The British pretty much did nothing to stop it nor protected their IP. They certainly didn't strongly enforce it.

Contrast that with Chinese theft; as soon as counterfeit products or patent infringing ones make it to US soil they are promptly seized and destroyed if found to be infringing the laws.

I'm no fan of Chinese IP theft, but it is not true that the British did nothing to protect their IP. When Francis Lowell [1] went to Britain to learn about cotton mills, he could find nothing printed, and I believe it was illegal to take notes out of the country. At any rate, he was searched when he left, but he had studied the machinery and memorized plans for it. When he got back, he built the first textile mill in the US.

I think publishers in the young United States, having no copyright laws on sheet music, blatantly copied sheet music from British publishers. However, I'm not able to find a source on that.

[1] https://en.wikipedia.org/wiki/Francis_Cabot_Lowell

> but he had studied the machinery and memorized plans for it

Did he? There's no evidence for that.

To me, it sounds like a smart Harvard grad just figured out a few missing pieces required to get textile manufacturing going. Wasn't his first time doing industrial processes at scale either: he successfully ran a distillery before that.

It's also interesting to remember that it happened at a time England was in open war against the United States.

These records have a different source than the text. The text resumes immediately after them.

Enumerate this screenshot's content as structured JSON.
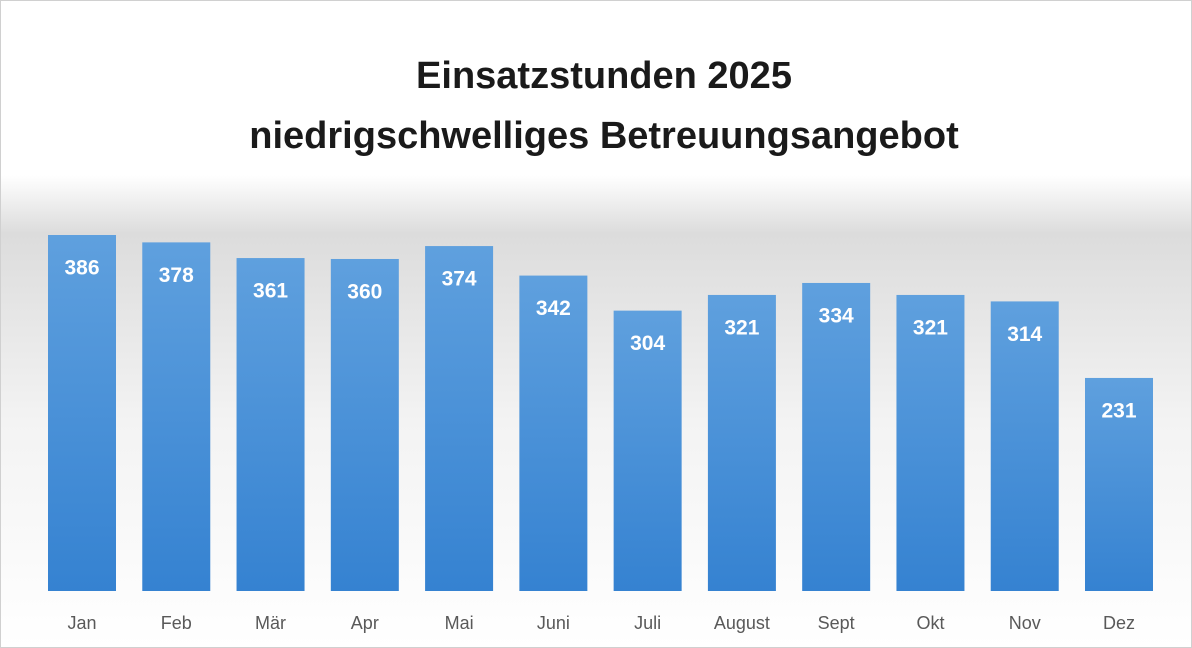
{
  "chart_data": {
    "type": "bar",
    "title": [
      "Einsatzstunden 2025",
      "niedrigschwelliges Betreuungsangebot"
    ],
    "categories": [
      "Jan",
      "Feb",
      "Mär",
      "Apr",
      "Mai",
      "Juni",
      "Juli",
      "August",
      "Sept",
      "Okt",
      "Nov",
      "Dez"
    ],
    "values": [
      386,
      378,
      361,
      360,
      374,
      342,
      304,
      321,
      334,
      321,
      314,
      231
    ],
    "color": "#4a90d9"
  }
}
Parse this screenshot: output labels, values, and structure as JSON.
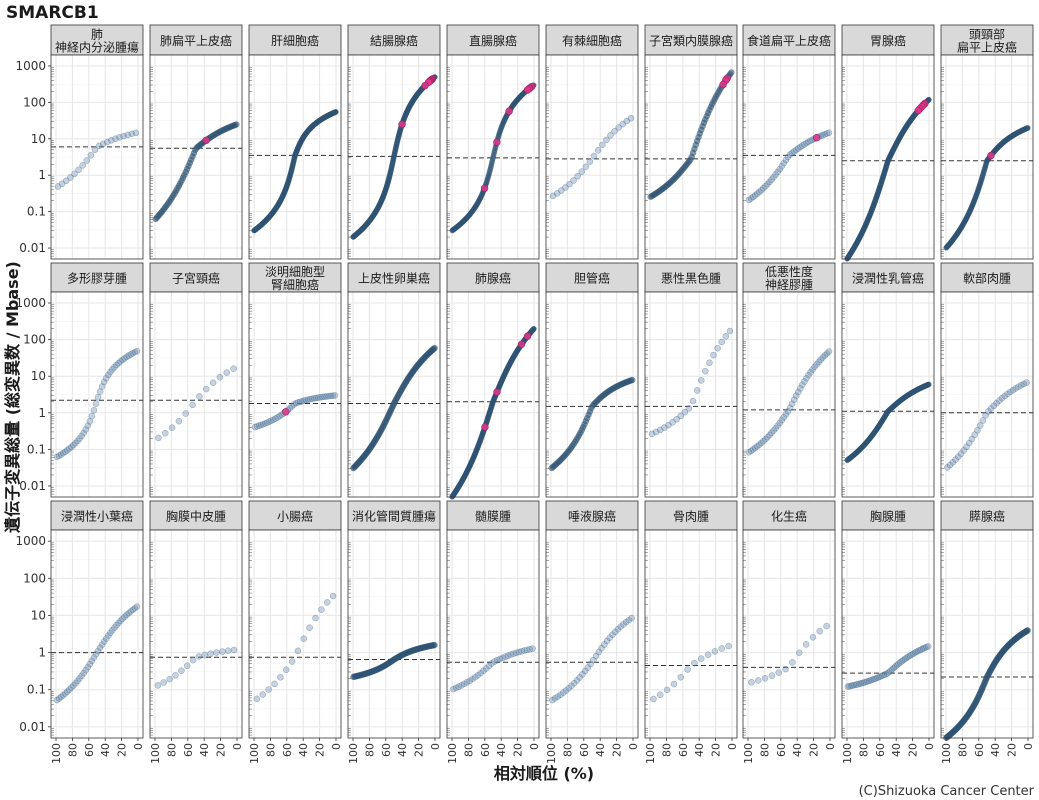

It's not really the same right now with Chinese companies trying to get into the US market and vice versa. Both countries claim to be allied but there's a clear disregard for the laws of one particular country!

Maybe a better analogy to what Francis Lowell did would be operation paperclip. The US did steal technology from Germany at the end of the war [0].

[0] https://en.wikipedia.org/wiki/Operation_Paperclip

Germany was stripped by vultures, the AK-47 is also said to have come from Germany design, methadone is a nazi drug, our warming methods for people submerged in cold is from human experiments on tortured and frozen prisoners.